HC Deb 29 November 1989 vol 162 c709
11. Mr. Atkinson

To ask the Secretary of State for Foreign and Commonwealth Affairs if he will list those eastern European states that have expressed an interest in applying for full membership of the Council of Europe.

Mr. Waldegrave

Hungary formally lodged an application to join the Council of Europe on 16 November. On the same day Poland and Yugoslavia expressed their interest in full membership when the time was right, as they put it.

Mr. Atkinson

The qualifications for full membership of the Council of Europe are a pluralist democracy and respect for human rights and the rule of law. Respect for human rights is, as we understand it, under the terms of the European convention on human rights. Will my hon. Friend assure the House that those conditions must be fully satisfied by any applicant, however welcome the application may be?

Mr. Waldegrave

The Council of Europe has potentially a very important role to play as the forum or body that the newly emergent democracies of eastern Europe can join and thereby show that they are genuine democracies. It would be totally paradoxical if we watered down the criteria for membership at this moment. That would be to betray the people in those countries who are seeking to achieve full democracy and full human rights.

Mr. Hardy

Does the Minister accept that the conditions to which he referred will have to be met?
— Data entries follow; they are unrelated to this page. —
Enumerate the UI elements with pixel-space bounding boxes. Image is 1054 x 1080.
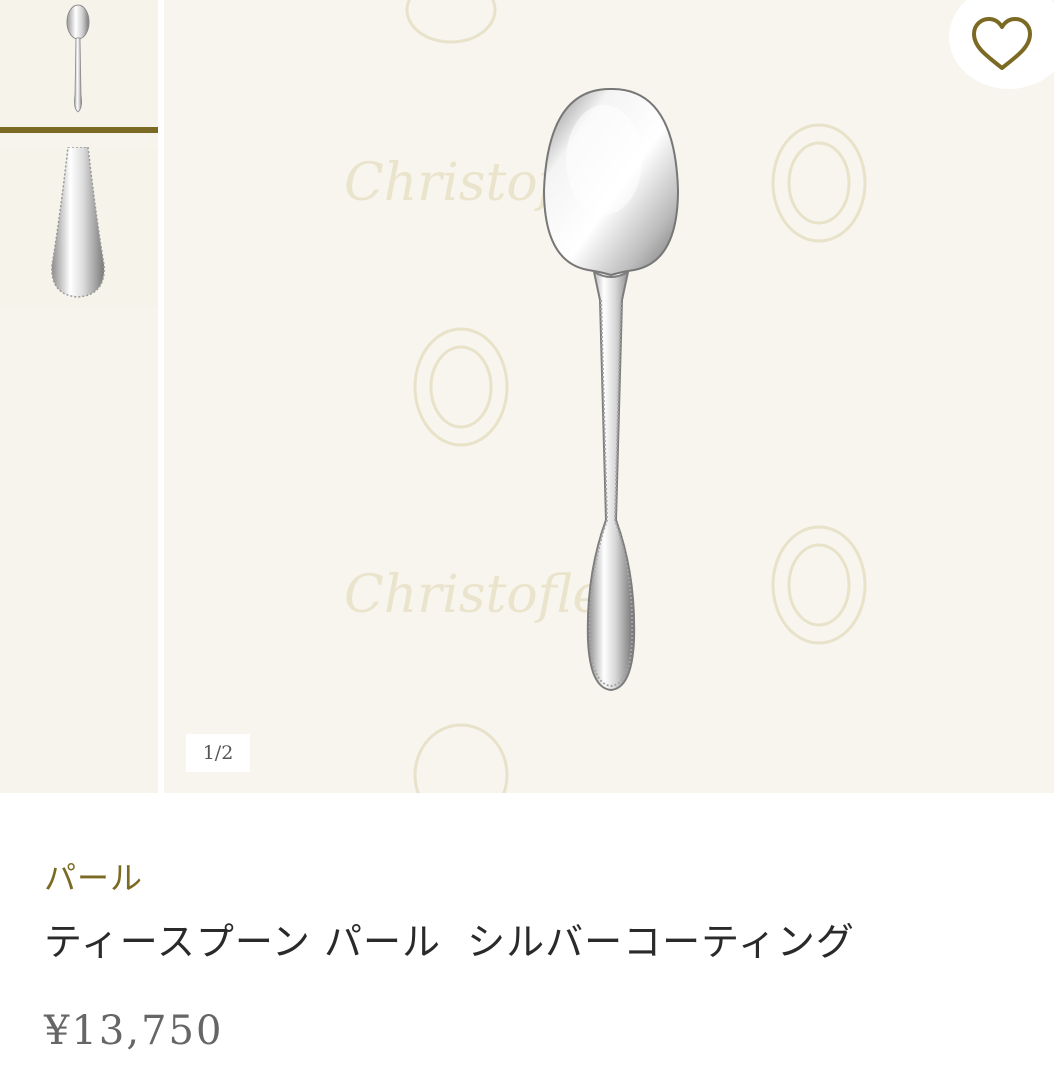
product-price: ¥13,750 <box>44 1008 224 1054</box>
heart-outline-icon <box>972 17 1032 70</box>
product-info: パール ティースプーン パール シルバーコーティング ¥13,750 <box>0 793 1054 1080</box>
collection-name[interactable]: パール <box>44 853 143 899</box>
product-page: Christofle Christofle 1/2 パール ティースプーン パー… <box>0 0 1054 1080</box>
thumbnail-full-spoon[interactable] <box>0 0 158 133</box>
product-main-image[interactable]: Christofle Christofle <box>164 0 1054 793</box>
product-title: ティースプーン パール シルバーコーティング <box>44 920 855 964</box>
thumbnail-active-indicator <box>0 127 158 133</box>
image-counter: 1/2 <box>186 734 250 772</box>
watermark-text-bottom: Christofle <box>344 565 603 625</box>
thumbnail-handle-detail[interactable] <box>0 147 158 307</box>
product-gallery: Christofle Christofle 1/2 <box>0 0 1054 793</box>
thumbnail-rail <box>0 0 158 793</box>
Does he also agree that the progress made so far in 1989 has been quite remarkable?

Mr. Waldegrave

I certainly agree with the hon. Gentleman, but I think that he would agree with me that it would be wrong to subvert the basis of an organisation which offers the reality of the common European house to which Mr. Gorbachev sometimes refers.

Mr. Michael Marshall

Does my hon. Friend accept that part of the interests of those countries which are seeking membership of the Council of Europe stems from the wise decision, supported by this House, to give them the opportunity to join the Inter-Parliamentary Union? In the light of the Foreign Secretary's earlier responses, will my hon. Friend confirm that the Government will take a broad view of our support for parliamentary democracy and its know-how funding so as to encourage the process of dialogue between parliamentarians in this House and in eastern Europe as prelude to Council of Europe membership?

Mr. Waldegrave

It is sad that Opposition Members below the Gangway find this all so tedious. Nothing can be more exciting to this House than seeing other countries seeking to achieve the freedoms that we have here. The Inter-Parliamentary Union contacts to which my hon. Friend referred have played a valuable part in the process.